Gegevens van schol zijn opgewerkt voor twee delen van de Noordzee: de zuidoostelijke Noordzee en Duitse bocht resp. de centrale en westelijke Noordzee.
Plaice data is analysed for two separate areas: southeastern North Sea and German bight resp. central and western North Sea.

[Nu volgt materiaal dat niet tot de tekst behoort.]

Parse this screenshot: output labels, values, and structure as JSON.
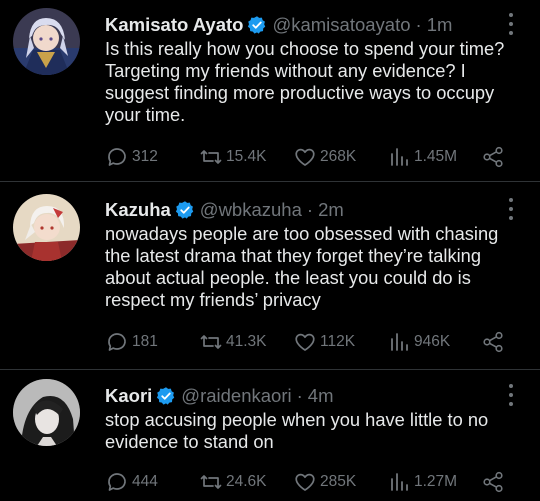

Index voor 1-, 2-, 3-jarige schol en schol van 4 jaar en ouder op basis van de bemonstering in de zuidelijke Noordzee en Duitse bocht (links), en voor de bemonstering in de centrale en westelijke Noordzee (rechts); in aantallen per visuur. De rode horizontale lijn geeft het langjarig gemiddelde voor de jaarklasse weer.//Plaice index (1,2,3 and 4+ years old) for German Bight&southeastern North Sea (left) and central&western North Sea (numbers per hour). Red horizontal line represents the time-series average.

Index voor 4-,5-,6-,7-,8-,9-jarige schol en schol van 410 jaar en ouder op basis van de bemonstering in de zuidelijke Noordzee en Duitse bocht (links), en voor de bemonstering in de centrale en westelijke Noordzee (rechts); in aantallen per visuur. De rode horizontale lijn geeft het langjarig gemiddelde voor de jaarklasse weer.//Plaice index (4,5,6,7,8,9,10+ years old) for German Bight&southeastern North Sea (left) and central&western North Sea (numbers per hour). Red horizontal line represents the time-series average.





Tong/Sole

Voor tong worden alleen de gegevens uit de zuidoostelijke Noordzee en Duitse bocht gebruikt vanwege het natuurlijke verspreidingsgebied van de soort.
For sole, only the data southeastern North Sea and German bight are taken into account, due to the geographical distribution area of the species.
Index voor 1-, 2-, 3-jarige tong en tong van 4 jaar en ouder op basis van de bemonstering in de zuidelijke Noordzee en Duitse bocht; in aantallen per visuur. De rode horizontale lijn geeft het langjarig gemiddelde voor de jaarklasse weer.//Sole index (1,2,3,4+ years old) for German Bight&southeastern North Sea (numbers per hour). Red horizontal line represents the time-series average.